There is renewed hope that we may someday be able to read hundreds of scrolls recovered after the eruption of Mount Vesuvius in A.D. 79, a disaster which destroyed several ancient cities, including Pompeii and Herculaneum, where the scrolls were found.

At least 800 of the scrolls were recovered in 1752, part of a larger library that is the only one to survive from ancient times. But their contents have long been a mystery. The scrolls are, in many cases, blackened rolls of papyrus that papyrologists have resisted even trying to unravel, lest their writings be lost forever. 

On Monday, however, scientists said that they had made what potentially could be a massive breakthrough, a way of unlocking the scrolls not by unraveling but through the presence of lead in their ink. Scientists had already been studying the scrolls with X-ray machines, which may now be used to look specifically for lead. 

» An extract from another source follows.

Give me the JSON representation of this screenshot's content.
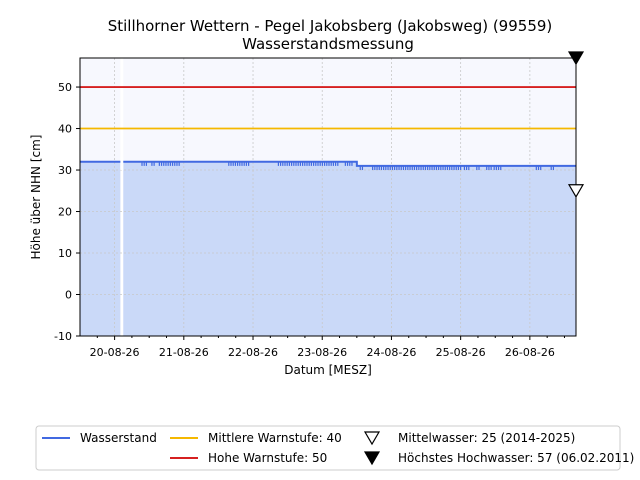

It was previously thought that Greco-Roman inks did not contain any metals. 

“This really opens up the possibility of being able to read these scrolls,” Graham Davis, a reader in 3D X-ray imaging at Queen Mary University of London, tells The New Scientist. “If this is typical of this scroll or other scrolls, than that is very good news.”

What could the scrolls contain? Hundreds of other legible scrolls from the same library have mostly been Greek philosophical writings, including parts of On Nature, the magnum opus of the Greek philosopher Epicurus. A complete version of that work has never been found.